但依旧热闹的城市和络绎不绝的人流却无法遮盖住萦绕在撒拉纳城上空的那一抹哀伤肃穆的气氛,残酷的战争总是有着平时任何人类活动都难得一见的公平性,伴随着那场战争一同掩埋的,除了数不胜数的奴隶与平民战士,还有苏丹国未来的继承人,温吉德的儿子济尤勒。
为了掩护自己父亲撤退,济尤勒在制造混乱引导蒙兀特联军出现混乱的同时,自身也不可避免的遭到了蒙兀特军队的围攻,最终,混乱的马蹄踏碎了他身上的镀金鳞甲,渗入黄沙的鲜血也送断了他最后一丝生机。
温吉德独自一人坐在主城大殿的台阶之上,双眼空洞的望着前方不知在想些什么。
往日流光溢彩辉煌无比的主城大厅如今全部都挂上了一条条的黑色丝带,如同一位俏丽的少女被强迫穿上一丝不露的沙漠长袍。
温吉德的弟弟努卡尔此时正在寻找自己的哥哥,当看见温吉德依旧神色麻木的坐在那儿一动不动时,他也不忍心上前打扰,只得轻叹了一口气,轻声返回了会客室。
“很抱歉,两位远道而来的使者,苏丹……身体不适,暂时无法亲自接见你们。”
坐在努卡尔对面的两名使者身着红色罩袍,胸口用金黄色丝线绣着的持矛人立雄狮表明了他们的身份。
“看来是我们来的不是时候,但是,我们的伟大的德泰尔国王依旧怀揣着最真挚的诚意希望与贵国达成战略上的亲密合作关系,我们会继续在撒拉纳待上一段时间,直到苏丹的身体有所好转,届时我们再秉持着我们国王陛下的诚意亲自登门拜访。”
其中一名使者说完这番话后,瓦兰迪亚人也不再过多久留,起身向努卡尔道别。
送走两人后,侍者又向努卡尔告知了帝国派遣使者前来会见苏丹的消息,这可让努卡尔有些头疼,以同样的方式再次送走了帝国人的使团后,努卡尔吩咐宫殿的仆人给温吉德送去了一些吃食,随后忧心忡忡的走进了书房开始代为处理撒拉纳和古亚兹的事务来。
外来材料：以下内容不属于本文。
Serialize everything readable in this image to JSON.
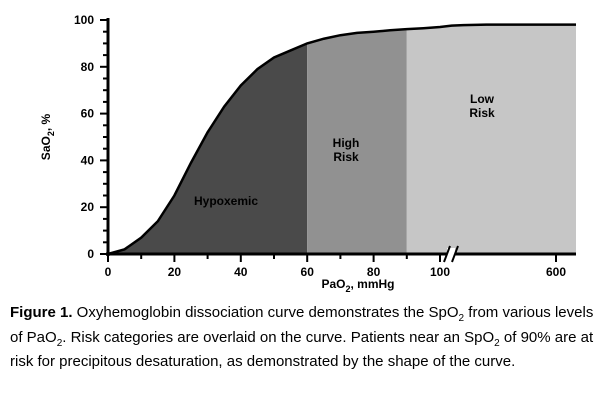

晚宴的时候温吉德终于出现在巴努·胡勒延的众人面前,对于哥哥的重新出现,努卡尔是十分高兴的,要知道在强撑着身体和蒙兀特人敲定了议和事宜后,温吉德在济尤勒的葬礼上极度晕厥过去,而后直到现在,要么把自己关在寝宫,要么独自一人坐在大殿,每天除了一点点保持身体不被饿垮的最基本进食外,甚至连一句话也没有和别人说过。
在众人的目光下,温吉德神色如常的坐到了主位之上,随后示意酒侍和女仆给自己端来想要吃的食物,一切都如往常一样,似乎什么都没改变过。
努卡尔也有些感觉到不对劲了,哥哥的表现平静的有些诡异,这让他隐隐感觉有些不安。
于是努卡尔小声试探了一下温吉德的反应,而后者也如往日般笑脸相待,这不禁让努卡尔感觉有些发毛,但是不等他进一步试探哥哥的状态,温吉德率先开口问道
“最近国内有什么值得注意的事情吗?”
努卡尔愣了愣,刚到嘴边的话语又被硬生生咽了下去,重新说出口的,变成了例行公事般的汇报。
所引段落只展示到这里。